Abstract: Deep neural networks (DNNs) are known to be vulnerable to adversarial examples which contain human-imperceptible perturbations. A series of defending methods, either proactive defence or reactive defence, have been proposed in the recent years. However, most of the methods can only handle specific attacks. For example, proactive defending methods are invalid against grey-box or white-box attacks, while reactive defending methods are challenged by low-distortion adversarial examples or transferring adversarial examples. This becomes a critical problem since a defender usually does not have the type of the attack as a priori knowledge. Moreover, existing two-pronged defences (e.g., MagNet), which take advantages of both proactive and reactive methods, have been reported as broken under transferring attacks. To address this problem, this paper proposed a novel defensive framework based on collaborative multi-task training, aiming at providing defence for different types of attacks.

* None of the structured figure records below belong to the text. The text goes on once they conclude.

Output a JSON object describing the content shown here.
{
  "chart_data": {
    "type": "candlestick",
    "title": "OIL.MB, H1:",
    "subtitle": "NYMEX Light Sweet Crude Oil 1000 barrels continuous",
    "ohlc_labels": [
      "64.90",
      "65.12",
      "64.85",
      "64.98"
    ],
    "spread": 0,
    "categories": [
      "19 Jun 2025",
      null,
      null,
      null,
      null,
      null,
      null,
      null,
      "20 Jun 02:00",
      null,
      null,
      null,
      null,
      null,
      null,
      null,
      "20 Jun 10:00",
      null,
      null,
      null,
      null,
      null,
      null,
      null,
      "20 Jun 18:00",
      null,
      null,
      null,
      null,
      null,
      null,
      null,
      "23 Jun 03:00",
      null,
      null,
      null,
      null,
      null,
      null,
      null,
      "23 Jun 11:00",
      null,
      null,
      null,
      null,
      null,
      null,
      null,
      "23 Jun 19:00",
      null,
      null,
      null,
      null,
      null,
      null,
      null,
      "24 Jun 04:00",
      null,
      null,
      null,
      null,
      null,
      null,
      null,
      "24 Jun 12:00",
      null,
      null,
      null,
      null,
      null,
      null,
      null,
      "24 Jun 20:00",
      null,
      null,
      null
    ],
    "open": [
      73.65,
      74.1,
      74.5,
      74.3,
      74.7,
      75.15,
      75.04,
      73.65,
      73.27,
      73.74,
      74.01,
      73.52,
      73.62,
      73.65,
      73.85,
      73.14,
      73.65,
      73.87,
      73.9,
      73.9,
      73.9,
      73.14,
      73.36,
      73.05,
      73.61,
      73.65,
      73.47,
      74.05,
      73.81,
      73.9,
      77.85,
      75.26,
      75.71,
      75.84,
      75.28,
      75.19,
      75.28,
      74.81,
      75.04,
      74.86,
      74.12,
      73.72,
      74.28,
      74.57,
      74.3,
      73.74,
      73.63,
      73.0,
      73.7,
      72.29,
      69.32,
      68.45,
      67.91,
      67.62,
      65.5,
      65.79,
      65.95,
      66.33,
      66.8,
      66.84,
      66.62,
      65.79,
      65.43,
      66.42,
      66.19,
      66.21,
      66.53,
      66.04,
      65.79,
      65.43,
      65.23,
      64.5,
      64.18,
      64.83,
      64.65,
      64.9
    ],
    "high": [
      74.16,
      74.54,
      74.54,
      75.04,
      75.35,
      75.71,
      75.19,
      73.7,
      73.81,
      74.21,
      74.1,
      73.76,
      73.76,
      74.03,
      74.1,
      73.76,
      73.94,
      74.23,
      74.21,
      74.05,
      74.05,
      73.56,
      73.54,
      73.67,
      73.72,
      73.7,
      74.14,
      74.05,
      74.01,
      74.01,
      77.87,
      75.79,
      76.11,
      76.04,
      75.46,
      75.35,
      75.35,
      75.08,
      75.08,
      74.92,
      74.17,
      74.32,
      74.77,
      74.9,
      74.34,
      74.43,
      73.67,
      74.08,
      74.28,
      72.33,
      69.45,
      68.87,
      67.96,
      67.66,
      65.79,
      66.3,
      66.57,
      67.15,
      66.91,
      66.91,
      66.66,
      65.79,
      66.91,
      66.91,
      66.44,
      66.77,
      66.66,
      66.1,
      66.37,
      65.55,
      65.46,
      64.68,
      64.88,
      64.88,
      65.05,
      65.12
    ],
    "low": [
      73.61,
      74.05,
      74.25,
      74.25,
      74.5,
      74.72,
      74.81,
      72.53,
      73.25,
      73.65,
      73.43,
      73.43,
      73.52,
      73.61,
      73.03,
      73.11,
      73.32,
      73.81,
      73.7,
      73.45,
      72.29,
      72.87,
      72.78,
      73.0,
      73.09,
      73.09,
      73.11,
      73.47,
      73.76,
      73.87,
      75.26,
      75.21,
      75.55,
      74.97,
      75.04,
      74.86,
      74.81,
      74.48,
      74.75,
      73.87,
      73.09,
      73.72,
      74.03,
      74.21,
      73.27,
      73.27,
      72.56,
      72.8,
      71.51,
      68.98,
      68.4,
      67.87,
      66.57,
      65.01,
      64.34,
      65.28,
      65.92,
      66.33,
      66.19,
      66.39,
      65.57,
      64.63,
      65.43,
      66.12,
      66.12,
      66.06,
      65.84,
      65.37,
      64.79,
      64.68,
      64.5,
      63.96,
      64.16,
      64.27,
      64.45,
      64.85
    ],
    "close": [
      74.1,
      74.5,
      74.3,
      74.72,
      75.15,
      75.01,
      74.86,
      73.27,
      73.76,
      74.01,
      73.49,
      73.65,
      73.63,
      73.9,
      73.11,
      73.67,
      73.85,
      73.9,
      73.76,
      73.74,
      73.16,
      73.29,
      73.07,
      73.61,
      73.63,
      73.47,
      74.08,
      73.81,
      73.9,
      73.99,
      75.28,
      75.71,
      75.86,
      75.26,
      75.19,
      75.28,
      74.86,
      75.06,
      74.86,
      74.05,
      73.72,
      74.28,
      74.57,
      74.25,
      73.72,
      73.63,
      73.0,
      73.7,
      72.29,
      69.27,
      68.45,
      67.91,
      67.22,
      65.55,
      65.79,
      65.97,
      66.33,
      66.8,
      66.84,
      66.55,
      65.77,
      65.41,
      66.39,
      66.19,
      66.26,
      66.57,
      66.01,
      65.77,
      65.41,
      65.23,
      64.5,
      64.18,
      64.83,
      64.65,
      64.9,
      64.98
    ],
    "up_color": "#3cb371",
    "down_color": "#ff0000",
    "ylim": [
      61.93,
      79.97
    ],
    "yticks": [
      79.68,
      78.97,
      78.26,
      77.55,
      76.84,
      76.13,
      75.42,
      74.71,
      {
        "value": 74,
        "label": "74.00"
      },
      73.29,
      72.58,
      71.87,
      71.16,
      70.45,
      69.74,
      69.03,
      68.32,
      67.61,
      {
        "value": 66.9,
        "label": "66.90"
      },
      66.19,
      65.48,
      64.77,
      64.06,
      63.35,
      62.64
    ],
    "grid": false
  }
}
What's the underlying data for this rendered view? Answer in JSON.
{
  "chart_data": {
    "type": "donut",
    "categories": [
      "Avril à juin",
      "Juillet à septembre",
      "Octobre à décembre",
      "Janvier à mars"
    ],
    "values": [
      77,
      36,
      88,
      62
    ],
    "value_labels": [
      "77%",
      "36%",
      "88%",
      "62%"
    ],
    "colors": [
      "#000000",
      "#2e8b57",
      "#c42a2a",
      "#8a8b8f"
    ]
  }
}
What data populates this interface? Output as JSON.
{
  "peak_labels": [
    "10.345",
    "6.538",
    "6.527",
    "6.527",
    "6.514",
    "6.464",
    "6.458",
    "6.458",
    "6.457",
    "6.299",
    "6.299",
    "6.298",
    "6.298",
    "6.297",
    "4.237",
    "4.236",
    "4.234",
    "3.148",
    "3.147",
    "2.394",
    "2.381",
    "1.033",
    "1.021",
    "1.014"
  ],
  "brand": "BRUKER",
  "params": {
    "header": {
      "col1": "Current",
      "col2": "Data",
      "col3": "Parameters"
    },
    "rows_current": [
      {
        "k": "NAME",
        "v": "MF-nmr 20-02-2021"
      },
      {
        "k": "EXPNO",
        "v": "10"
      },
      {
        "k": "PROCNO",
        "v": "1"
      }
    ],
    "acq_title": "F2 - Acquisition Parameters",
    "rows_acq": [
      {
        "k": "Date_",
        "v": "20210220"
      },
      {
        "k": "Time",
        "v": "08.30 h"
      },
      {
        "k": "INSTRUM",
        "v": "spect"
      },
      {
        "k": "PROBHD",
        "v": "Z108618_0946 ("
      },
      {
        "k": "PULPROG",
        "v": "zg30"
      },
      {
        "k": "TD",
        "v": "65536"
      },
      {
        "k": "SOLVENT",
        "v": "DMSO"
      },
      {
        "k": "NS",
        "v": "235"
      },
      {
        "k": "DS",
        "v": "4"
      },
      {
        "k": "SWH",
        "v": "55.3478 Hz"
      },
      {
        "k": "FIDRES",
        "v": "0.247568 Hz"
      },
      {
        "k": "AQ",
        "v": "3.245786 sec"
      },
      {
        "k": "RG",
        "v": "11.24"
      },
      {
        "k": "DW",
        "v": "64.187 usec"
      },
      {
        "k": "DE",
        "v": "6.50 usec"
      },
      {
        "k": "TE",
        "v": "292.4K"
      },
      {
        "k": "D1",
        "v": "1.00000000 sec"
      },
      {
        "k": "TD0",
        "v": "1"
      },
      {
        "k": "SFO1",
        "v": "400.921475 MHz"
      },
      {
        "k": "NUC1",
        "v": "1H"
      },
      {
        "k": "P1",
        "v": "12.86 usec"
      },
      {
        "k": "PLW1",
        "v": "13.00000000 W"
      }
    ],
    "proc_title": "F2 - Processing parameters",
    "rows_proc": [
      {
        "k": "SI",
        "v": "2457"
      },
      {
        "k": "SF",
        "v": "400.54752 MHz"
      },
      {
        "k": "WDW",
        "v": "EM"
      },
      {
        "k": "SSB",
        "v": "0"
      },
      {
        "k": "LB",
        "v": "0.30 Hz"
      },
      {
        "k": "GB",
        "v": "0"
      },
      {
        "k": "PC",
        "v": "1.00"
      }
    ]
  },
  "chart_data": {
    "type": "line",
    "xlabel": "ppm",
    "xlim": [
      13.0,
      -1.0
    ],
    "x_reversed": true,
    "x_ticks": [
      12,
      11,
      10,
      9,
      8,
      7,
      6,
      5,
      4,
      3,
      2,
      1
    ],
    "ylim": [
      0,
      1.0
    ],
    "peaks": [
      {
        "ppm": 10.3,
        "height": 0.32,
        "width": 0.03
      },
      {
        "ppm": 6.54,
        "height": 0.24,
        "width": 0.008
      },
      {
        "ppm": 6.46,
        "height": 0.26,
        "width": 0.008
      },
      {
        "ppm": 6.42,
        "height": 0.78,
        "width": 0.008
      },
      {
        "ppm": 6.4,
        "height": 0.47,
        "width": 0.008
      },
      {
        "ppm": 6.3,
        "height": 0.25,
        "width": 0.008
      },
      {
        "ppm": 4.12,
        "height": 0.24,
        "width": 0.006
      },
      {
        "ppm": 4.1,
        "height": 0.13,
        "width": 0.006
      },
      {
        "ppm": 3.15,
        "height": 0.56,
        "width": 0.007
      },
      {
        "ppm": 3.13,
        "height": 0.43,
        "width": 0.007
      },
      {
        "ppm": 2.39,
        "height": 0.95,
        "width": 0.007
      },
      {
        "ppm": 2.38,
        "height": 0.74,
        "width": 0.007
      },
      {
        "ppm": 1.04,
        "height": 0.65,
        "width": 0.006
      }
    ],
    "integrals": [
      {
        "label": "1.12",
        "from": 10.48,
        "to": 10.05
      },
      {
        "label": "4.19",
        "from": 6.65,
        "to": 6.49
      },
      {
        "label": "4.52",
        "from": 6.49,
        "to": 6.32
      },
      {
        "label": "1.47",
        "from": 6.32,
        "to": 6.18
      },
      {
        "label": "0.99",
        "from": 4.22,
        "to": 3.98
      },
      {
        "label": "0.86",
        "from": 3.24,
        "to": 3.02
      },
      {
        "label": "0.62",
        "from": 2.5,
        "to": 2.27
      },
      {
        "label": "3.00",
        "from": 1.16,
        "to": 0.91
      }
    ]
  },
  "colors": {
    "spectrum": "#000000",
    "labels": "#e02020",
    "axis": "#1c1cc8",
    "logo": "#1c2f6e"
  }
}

The proposed defence first encodes training labels into label pairs and counters black-box attacks leveraging adversarial training supervised by the encoded label pairs. The defence further constructs a detector to identify and reject high-confidence adversarial examples that bypass the black-box defence. In addition, the proposed collaborative architecture can prevent adversaries from finding valid adversarial examples when the defence strategy is exposed. In the experiments, we evaluated our defence against four state-of-the-art attacks on $MNIST$ and $CIFAR10$ datasets. The results showed that our defending method achieved up to $96.3\%$ classification accuracy on black-box adversarial examples, and detected up to $98.7\%$ of the high confidence adversarial examples. It only decreased the model accuracy on benign example classification by $2.1\%$ for the $CIFAR10$ dataset.